2018年を振り返って

  • 2018.12.30 Sunday
  • 17:42

 

 いったいこの体験にはどんな意味があるのだろう。

 今年に限らず、なにかしら不条理な、あるいは理不尽な体験を致しますと、その〈意味〉を握り締めるのが難しいと感じてしまいます。

 ことのほか今年は、私だけではなく、多くの方々がそのような想いに駆られたのではないでしょうか。

 

 KJ法においても、ラベルの〈志〉(ラベル群全体を背景とした個々のラベルのシンボリックな訴えかけ)がなかなか見えてこないことがあります。図解が完成した暁には、それは仮に「一匹狼」であっても逞しい〈志〉を放っていることに気づかされ、図解全体の構造の一翼を立派に担っていたりするのですが、そのことに思い至るまで、こちらの〈我〉によってラベルを解釈したり、分類目線でどこかのグループに放り込んだりすることなく、あくまで全体感をバックにして訴えかけに耳を澄ませることとなります。

 KJ法は、〈渾沌〉を手際よくバランスよく〈全体〉として把握し、その〈全体〉の語りかけを己れをむなしくして〈構造化〉することによって〈本質〉を浮上させる方法、ということができます。
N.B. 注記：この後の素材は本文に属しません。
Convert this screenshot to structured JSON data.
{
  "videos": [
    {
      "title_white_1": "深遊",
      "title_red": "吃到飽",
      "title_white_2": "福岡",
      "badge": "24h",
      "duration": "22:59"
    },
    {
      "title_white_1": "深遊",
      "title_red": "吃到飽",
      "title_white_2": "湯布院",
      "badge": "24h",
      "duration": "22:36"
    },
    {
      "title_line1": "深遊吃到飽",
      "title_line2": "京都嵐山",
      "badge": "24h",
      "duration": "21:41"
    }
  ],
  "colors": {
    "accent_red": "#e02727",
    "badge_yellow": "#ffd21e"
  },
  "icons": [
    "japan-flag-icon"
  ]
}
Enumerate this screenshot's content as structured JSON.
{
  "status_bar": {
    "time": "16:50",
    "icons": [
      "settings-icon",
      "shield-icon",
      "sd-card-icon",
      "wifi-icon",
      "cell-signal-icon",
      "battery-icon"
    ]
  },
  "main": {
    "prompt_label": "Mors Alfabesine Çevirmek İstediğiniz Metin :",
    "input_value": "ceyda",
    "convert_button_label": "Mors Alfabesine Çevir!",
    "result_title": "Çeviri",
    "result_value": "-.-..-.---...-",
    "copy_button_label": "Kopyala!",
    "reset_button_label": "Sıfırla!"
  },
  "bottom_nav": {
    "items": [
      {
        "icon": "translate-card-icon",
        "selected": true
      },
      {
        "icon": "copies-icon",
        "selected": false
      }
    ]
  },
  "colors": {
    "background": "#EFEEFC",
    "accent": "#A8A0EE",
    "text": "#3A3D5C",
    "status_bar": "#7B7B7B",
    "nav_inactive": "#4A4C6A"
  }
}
 今年の様々な体験は、まさに〈渾沌〉というべきですが、〈渾沌〉であるからこそ、私たちは己れをむなしくする姿勢・態度というものに目覚める契機を得たのかもしれません。

〈我〉によって安直な解釈でお茶を濁すのではなく、その意味するところを握り締め難いという不安に耐えながら、丁寧に〈渾沌〉の語りかけが明らかになるのを待つ。

 その語りかけが、この世界のあたたかな貌として顕ち上がるのを粘り強く信じて。

 

 今年も、ご愛読ありがとうございました。

 ご自愛の上、どうぞよいお年をお迎えください。